Also housed in the engine compartment is the big bag that Lulu made so I could stow water filters, spare line, etc. I had to remove the bag to be able to do my fuel filter work so, before I put it back in, I kind of straightened it up. Then it occurred to me that it might be a good idea to take one of the 5 micron water filters out of the bag and change the filter on the watermaker. This filter is for straining sea water before it reaches the Clark pump and, since we had made water in some pretty krill-rich waters lately, it was likely funky. That and it had never been changed before.

This is a pretty easy procedure. The filter housing is under the galley sink and very accessible. I unscrewed the housing and managed to get the unit up into the sink without spilling much. WOW! What a stench! That filter was nasty. All those little krill creatures must have died on it because it flat STUNK! Sealed the old filter in a plastic bag before putting it in the trash so it wouldn't stink up the boat. Also cleaned the sea water strainer (wire mesh screen) that's upstream of the whole unit. It stunk too and was all black but it cleaned up nice. Guess I should pay a little closer attention to these things.

Before all of these adventures, Manuel came up in his panga. Since we still had fish to eat we didn't really want anything today. He hung around and we chatted a little. He wondered if we could spare any cerveza, tequila, rum, anything since there was nowhere to buy any in Timbabiche. I explained that we had a ways to go before we could buy any more so we kind of wanted to hang on to what we had. He understood. He asked us for our garbage so he could dispose of it for us. We didn't have but half a bag since we'd just dumped in San Evaristo but we were glad to get rid of the half bag. I asked if he wanted aluminum cans and he said "yes, for his daughters". He has 6 daughters, all school age and apparently they collect cans for recycling. He didn't have any fish but he had 2 lobsters, one was pretty big and the other was much smaller. I asked Lulu if we wanted more lobster and she said "sure". So I relayed the message to Manuel. He asked me for a bucket, filled it partway with seawater, added the lobsters and handed it back saying it was a gift for my wife. I told him that was very nice and had Lulu fix him up with a 6-pack of beer. He then asked if I could spare another 100 pesos for gas and such which I was glad to do. He left happy as far as I could tell. These guys have a tough life.
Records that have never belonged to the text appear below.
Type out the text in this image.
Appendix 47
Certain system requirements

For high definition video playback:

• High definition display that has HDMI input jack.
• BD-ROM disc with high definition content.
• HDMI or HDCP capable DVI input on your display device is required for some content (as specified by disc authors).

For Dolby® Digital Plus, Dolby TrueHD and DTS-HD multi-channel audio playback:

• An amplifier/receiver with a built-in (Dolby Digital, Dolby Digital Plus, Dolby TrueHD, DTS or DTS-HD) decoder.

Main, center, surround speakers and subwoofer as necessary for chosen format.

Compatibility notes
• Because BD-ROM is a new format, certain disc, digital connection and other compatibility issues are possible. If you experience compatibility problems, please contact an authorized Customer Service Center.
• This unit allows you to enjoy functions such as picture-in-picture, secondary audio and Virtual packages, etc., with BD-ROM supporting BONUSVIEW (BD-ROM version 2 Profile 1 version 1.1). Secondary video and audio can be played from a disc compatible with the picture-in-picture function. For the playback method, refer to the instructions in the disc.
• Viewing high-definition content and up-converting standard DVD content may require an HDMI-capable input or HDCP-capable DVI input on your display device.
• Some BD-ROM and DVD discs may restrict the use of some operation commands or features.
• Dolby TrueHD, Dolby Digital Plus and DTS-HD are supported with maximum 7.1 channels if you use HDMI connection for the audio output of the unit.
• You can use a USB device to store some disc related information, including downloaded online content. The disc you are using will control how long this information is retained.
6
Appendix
This time, I decided to split the whole lobster lengthwise instead of just harvesting the tail. One of our books shows that as a way to go so I figured I ought to try it out. What the book didn't tell me was whether or not I was supposed to carry out this procedure on the lobster while it was still alive and, if not, how I was supposed to kill it. Since it wasn't addressed, I figured that the splitting and killing both happened with the same knife stroke. Seemed sort of cruel but I guess no worse than chopping the head off a chicken. I started with the smaller guy. I laid it on it's back on a cutting board in the cockpit and then laid our big French knife along his length and then leaned over and put my weight behind it. Its shell was hard but the knife went through just fine. Cleaned the guts out, pulled the legs and antennae off and proceeded to the big guy.

This was a little bit tougher. I got partway through and couldn't go any further. Lulu fetched me the rubber mallet and I pounded the knife the rest of the way through. Lulu refrigerated everything and I cooked it up later on the BBQ. She pulled the cooked meat out and refrigerated it for use in a salad or something later. There wasn't really that much extra meat in the body so next time I think I'll just harvest the tails again.

We spent the afternoon loafing. About mid-afternoon we saw a boat that looked like it might be coming in here. The other two boats that were sharing the anchorage with us had left in the morning so we were all the only boat here most of the day. After awhile it was obvious that this new boat was definitely coming into Timbabiche. As it got closer I was able to identify it as s/v Gypsy with our friends Lisa and Neil who we hadn't seen since January. Once they got settled, they invited us over for dinner.

We had a great time catching up with our friends. When it was time to row back to Siempre Sabado, the wind had come up (and not in our favor of course) and there were some waves. Remember, we rowed over which meant we had to row back. Siempre Sabado looked like it was about 50 miles away. But rowing wasn't too bad and we made it but it wasn't all that much fun. Anyhoo, that's why I was too tired to write last night.

We're planning on leaving for Ensenada Las Ballenas later today but right now it's blowing too hard, or at least it's blowing harder than we care to deal with, so we'll just have to wait and see.